Why does postgresql planner choose bad plan, for a few specific values only-CodePudding

I have a biggish table in postgresql 15.1 — maybe 50 million rows and growing. A column mmsi has about 30k distinct values, so 1000 rows per mmsi.

My problem is that I have a query that I need to execute repeatedly during DB load, and for certain values of mmsi it takes hundreds of seconds instead of milliseconds. The model query is simply

SELECT max(to_timestamp) FROM track WHERE mmsi = :mmsi

The anomaly is visible in the EXPLAIN output. The bad case (which only happens for a small fraction of mmsi values):

trackdb=# EXPLAIN SELECT max(to_timestamp) FROM track WHERE mmsi = 354710000;
QUERY PLAN
----------
Result  (cost=413.16..413.17 rows=1 width=8)
  InitPlan 1 (returns $0)
    - >  Limit  (cost=0.56..413.16 rows=1 width=8)
        - >  Index Scan Backward using ix_track_to_timestamp on track  (cost=0.56..3894939.14 rows=9440 width=8)
             Index Cond: (to_timestamp IS NOT NULL)
             Filter: (mmsi = 354710000)
(6 rows)

Good case (the vast majority):

trackdb=# EXPLAIN SELECT max(to_timestamp) FROM track WHERE mmsi = 354710001;
QUERY PLAN
----------
Aggregate  (cost=1637.99..1638.00 rows=1 width=8)
  - >  Index Scan using ix_track_mmsi on track  (cost=0.44..1635.28 rows=1082 width=8)
       Index Cond: (mmsi = 354710001)
(3 rows)

Now, I notice that the estimated number of rows is larger in the bad case. I can not see anything in the postgresql statistics (pg_stats.histogram_bounds) to explain this.

The problem seems to change when I ANALYZE the table, in that the specific values to trigger the problem becomes different. But anyhow, since this is needed during DB load, ANALYZE is not a solution.

I'm stumped. Does anyone have an idea what could be happening?

[Edit: To clarify, I know ways to work around it, for example by materializing the rows before applying max. But not understanding makes me very unhappy.]

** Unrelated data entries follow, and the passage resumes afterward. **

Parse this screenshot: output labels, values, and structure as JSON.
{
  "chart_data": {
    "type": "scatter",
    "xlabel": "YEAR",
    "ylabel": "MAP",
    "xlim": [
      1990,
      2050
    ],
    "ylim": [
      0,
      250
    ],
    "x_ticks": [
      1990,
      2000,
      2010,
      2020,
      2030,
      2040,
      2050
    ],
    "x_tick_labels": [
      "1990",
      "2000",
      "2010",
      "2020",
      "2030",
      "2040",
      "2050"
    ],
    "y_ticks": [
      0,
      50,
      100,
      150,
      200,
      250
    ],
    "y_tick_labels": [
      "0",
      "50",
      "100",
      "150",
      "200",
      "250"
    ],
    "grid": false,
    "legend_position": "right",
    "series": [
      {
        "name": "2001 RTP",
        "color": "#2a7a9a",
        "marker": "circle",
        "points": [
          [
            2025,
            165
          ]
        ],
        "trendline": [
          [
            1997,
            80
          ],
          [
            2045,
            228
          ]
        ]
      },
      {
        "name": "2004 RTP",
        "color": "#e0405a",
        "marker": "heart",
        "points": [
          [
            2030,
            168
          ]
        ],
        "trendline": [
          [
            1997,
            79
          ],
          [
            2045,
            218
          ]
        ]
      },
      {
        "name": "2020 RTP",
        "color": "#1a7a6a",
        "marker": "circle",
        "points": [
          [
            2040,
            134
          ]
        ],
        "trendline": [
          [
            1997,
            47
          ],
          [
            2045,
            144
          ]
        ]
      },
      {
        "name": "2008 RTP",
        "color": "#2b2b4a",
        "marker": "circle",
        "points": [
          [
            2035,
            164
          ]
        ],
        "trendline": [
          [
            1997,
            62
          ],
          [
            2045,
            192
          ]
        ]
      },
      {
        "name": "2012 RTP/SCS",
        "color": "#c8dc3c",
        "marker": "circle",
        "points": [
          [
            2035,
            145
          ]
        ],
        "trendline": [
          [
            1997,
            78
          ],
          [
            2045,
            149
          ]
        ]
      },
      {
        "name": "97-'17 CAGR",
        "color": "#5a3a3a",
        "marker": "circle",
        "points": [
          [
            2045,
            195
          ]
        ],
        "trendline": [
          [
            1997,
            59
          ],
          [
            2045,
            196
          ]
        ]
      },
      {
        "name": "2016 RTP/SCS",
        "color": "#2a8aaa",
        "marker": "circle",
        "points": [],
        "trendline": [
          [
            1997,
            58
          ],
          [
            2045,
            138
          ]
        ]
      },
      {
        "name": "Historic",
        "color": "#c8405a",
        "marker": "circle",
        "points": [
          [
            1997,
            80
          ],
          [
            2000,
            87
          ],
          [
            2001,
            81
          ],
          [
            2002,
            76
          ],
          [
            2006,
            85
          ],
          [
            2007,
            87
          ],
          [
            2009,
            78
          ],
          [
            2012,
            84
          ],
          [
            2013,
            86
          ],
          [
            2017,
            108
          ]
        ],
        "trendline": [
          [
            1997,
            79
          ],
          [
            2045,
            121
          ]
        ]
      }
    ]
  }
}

CodePudding user response：

As Laurenz has explained, the problem is that PostgreSQL thinks the approx 10,000 rows where mmsi = 354710000 are scattered randomly over the values of to_timestamp, and so thinks that by scanning the index over to_timestamp in order, it can stop as soon as it finds the first one meeting mmsi = 354710000 and that will happen quickly. But of all the mmsi = 354710000 are on the wrong end of the index, it does not in fact happen quickly. There is nothing you can do about this in the stats, as there are no "handles" it can grab into to better inform its thinking. Maybe some future extension to the custom stats feature will do it.

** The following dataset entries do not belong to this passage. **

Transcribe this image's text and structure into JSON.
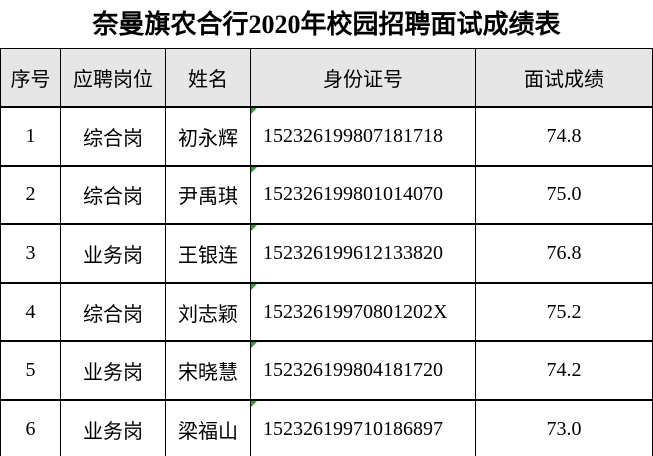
{
  "title": "奈曼旗农合行2020年校园招聘面试成绩表",
  "table": {
    "header": [
      "序号",
      "应聘岗位",
      "姓名",
      "身份证号",
      "面试成绩"
    ],
    "rows": [
      [
        "1",
        "综合岗",
        "初永辉",
        "152326199807181718",
        "74.8"
      ],
      [
        "2",
        "综合岗",
        "尹禹琪",
        "152326199801014070",
        "75.0"
      ],
      [
        "3",
        "业务岗",
        "王银连",
        "152326199612133820",
        "76.8"
      ],
      [
        "4",
        "综合岗",
        "刘志颖",
        "15232619970801202X",
        "75.2"
      ],
      [
        "5",
        "业务岗",
        "宋晓慧",
        "152326199804181720",
        "74.2"
      ],
      [
        "6",
        "业务岗",
        "梁福山",
        "152326199710186897",
        "73.0"
      ]
    ]
  }
}
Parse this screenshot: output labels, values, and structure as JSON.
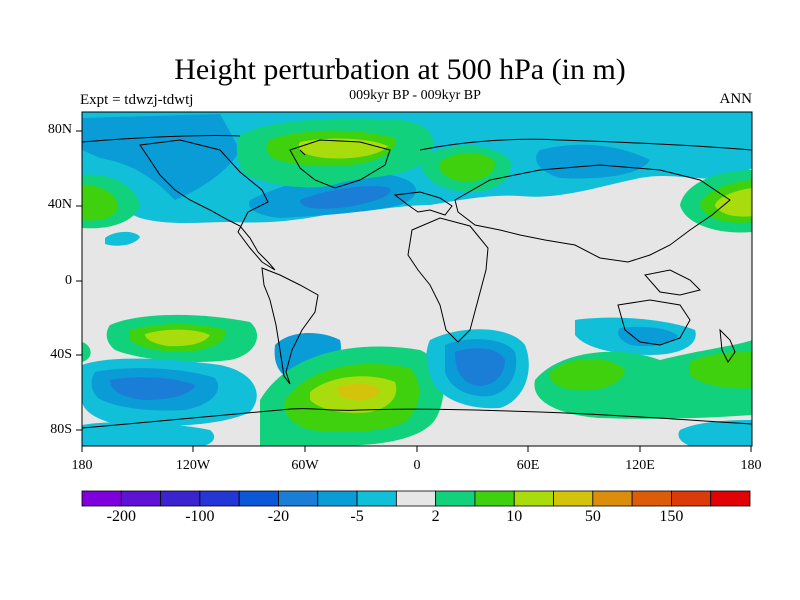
{
  "title": "Height perturbation at 500 hPa (in m)",
  "subtitle": "009kyr BP - 009kyr BP",
  "left_label": "Expt = tdwzj-tdwtj",
  "right_label": "ANN",
  "y_ticks": [
    "80N",
    "40N",
    "0",
    "40S",
    "80S"
  ],
  "x_ticks": [
    "180",
    "120W",
    "60W",
    "0",
    "60E",
    "120E",
    "180"
  ],
  "colorbar": {
    "labels": [
      "-200",
      "-100",
      "-20",
      "-5",
      "2",
      "10",
      "50",
      "150"
    ],
    "colors": [
      "#7f00dc",
      "#5e12d6",
      "#3b23d0",
      "#2536d6",
      "#0a58d8",
      "#1a7ed7",
      "#0a9cd6",
      "#12bfd8",
      "#e6e6e6",
      "#12d17c",
      "#3fd10d",
      "#a9dc0c",
      "#d3c40b",
      "#dc8d09",
      "#dc5c07",
      "#dc3a08",
      "#e00204"
    ]
  }
}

Edit: To clarify, I know ways to work around it, for example by materializing the rows before applying max.

A better ~~work around~~ solution would probably be an index on (mmsi,to_timestamp). This would not only fix the case where it currently chooses a very bad plan, it would substantially improve the cases currently using a tolerable plan by giving them an even better option. And you don't need to rewrite the query. And you can drop the existing index just on mmsi, as there is no reason to have both.